Jurimetrics in the Constitution

I recently wrote a text in portuguese which studies how Brazil’s Supreme Federal Court decided ex-president Lula’s habeas corpus. In the following, I translate this text to English.


Brazil’s Supreme Federal Court recently decided ex-president Lula’s habeas corpus in a tight vote of 5 for and 6 against. In such a situation, some controversy is unavoidable. One of the less sophisticated arguments is that there exists a single valid interpretation of the Constitution and, therefore, anyone who decides in the opposite direction is ill-intentioned. This text aims to show that such personal arguments cannot address the complex questions which were discussed in Lula’s trial.

The first step is to prove that interpreting the Constitution is a complex activity, which involves simultaneously considering several issues. Indeed, Brazil’s Federal Constitution has 250 articles. If all of these articles were interpreted intuitively and in isolation, contradictions would immediately ensue. For example, in the following I translate articles of the Constitution that defend the right to privacy and also public security:

  • Art. 5o, X: The intimacy, private life, honor and image of people are inviolable (…)
  • Art. 144: Public security is a duty of the State and right and responsibility of every person (…)

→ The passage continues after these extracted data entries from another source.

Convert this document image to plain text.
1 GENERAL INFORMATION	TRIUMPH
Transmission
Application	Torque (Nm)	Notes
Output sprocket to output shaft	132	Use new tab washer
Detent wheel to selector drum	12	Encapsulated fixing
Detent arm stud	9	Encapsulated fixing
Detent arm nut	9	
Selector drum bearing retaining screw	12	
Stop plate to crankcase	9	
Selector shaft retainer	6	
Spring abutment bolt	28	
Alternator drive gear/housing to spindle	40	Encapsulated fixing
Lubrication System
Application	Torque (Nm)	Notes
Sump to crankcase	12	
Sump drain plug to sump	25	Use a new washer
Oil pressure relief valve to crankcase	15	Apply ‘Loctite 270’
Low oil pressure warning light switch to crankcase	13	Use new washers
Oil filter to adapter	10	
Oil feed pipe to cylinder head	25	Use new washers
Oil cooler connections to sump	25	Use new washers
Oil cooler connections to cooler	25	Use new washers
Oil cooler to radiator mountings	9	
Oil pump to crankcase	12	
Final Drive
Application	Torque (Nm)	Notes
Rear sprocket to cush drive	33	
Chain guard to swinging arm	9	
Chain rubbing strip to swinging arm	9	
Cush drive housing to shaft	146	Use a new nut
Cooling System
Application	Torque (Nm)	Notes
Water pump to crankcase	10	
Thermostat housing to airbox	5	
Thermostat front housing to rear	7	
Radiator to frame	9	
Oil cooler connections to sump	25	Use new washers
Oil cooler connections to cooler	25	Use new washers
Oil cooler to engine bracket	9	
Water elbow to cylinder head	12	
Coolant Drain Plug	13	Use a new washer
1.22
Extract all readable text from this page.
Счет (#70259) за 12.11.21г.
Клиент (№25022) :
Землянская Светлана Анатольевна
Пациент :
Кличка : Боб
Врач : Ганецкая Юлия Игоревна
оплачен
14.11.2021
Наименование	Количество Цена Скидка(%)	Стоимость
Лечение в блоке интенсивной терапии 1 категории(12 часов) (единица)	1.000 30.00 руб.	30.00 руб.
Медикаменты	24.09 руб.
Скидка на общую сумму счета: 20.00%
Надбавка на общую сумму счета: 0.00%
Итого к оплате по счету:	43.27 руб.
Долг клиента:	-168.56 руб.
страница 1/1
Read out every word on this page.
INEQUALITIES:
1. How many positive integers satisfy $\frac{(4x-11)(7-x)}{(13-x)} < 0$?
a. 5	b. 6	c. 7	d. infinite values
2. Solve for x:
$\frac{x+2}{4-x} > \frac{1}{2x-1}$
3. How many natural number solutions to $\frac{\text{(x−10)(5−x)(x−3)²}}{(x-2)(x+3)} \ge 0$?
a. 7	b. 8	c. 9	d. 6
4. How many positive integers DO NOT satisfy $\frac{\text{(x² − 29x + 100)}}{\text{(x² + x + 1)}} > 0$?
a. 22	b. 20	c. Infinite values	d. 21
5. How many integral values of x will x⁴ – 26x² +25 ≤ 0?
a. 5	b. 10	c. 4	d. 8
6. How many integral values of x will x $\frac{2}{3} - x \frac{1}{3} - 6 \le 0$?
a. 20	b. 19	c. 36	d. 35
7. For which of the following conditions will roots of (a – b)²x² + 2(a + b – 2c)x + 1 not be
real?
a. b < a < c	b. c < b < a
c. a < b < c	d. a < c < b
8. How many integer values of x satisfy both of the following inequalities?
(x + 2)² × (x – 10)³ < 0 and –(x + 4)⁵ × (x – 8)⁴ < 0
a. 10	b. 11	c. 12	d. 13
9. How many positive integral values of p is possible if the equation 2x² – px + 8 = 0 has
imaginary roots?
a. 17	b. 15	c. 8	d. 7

If the right to privacy were interpreted in isolation and with maximum comprehensiveness, then every type of security camera would be prohibited. Similarly, if public security were interpreted in isolation and with maximum comprehensiveness, then one would find a justification for an all-powerful State that spies on every action of its citizens. Contrary to these naive interpretations, most people conclude that there exists a balance between these articles. There is a middle term between security and privacy that is more beneficial than either of the naive interpretations. However, finding such a middle term is a complex and subjective question, which can be answered in many ways.

In Lula’s trial, a similar question motivated the differences between the Ministers of the Supreme Court. Each Minister defended a particular balance between articles of the Constitution. One of these articles is translated below:

  • Art. 5o, LVII: No one is guilty before the final disposal of a criminal conviction.

The right which is protected in the passage above is called presumption of innocence. In Brazil, it is possible to appeal of a criminal conviction several times. If one interprets the presumption of innocence in isolation and with maximum comprehensiveness, then punishment would only be possible after no new appeal is possible.

However, the Constitution also protects several other rights, some of which are translated below:

  • Art. 5o: (…) The State guarantees to Brazilians and foreigners living in Brazil the inviolability of the right to their lives, liberty, equality, security and private property.
  • Art. 5o, LXXVIII: The reasonable duration of trials is protected (…) a todos (…) são assegurados a razoável duração do processo (…)

There exist a large number of appeals available in Brazil and Courts have long waiting lines for judging these appeals. Hence, it is possible to argue that, if the State were to wait until all appeals were judged before punishing the defendant, then punishment would take so long that it would be almost equivalent to no punishment at all. In this case, public security would be damaged, since it depends partially on proper punishment.

The vote of each Minister searched for a different balance between the constitutional principles described above. Each position is justifiable, since such a harmonization involves a subjective judgement of the relative importance of each of the principles in each practical situation. Another interesting point is that, with few exceptions, the Ministers tend to vote consistently in favor of the same harmonization of principles. That is, they vote according to their convictions and not according to the defendant.

However, despite the validity of their votes, it can be hard to understand exactly how each Minister develops the balance of constitutional principles. How different would the facts need to be so that the Minister’s votes would change? This is a hard question because, in order to balance, it is necessary to measure . How much time must a trial take so that punishment is not efficient? How much time does it take to decide each available appeal? After what appeal is the trial so long that it compromises public security? Although there exists no single valid answer to these questions, by answering them, the judge makes the rationale of his decision even more transparent. By combining Statistics to the Law, Jurimetrics provides a new valuable tool for accomplishing this goal. In next posts, I plan to discuss some jurimetric arguments that were presented by the Ministers in this case.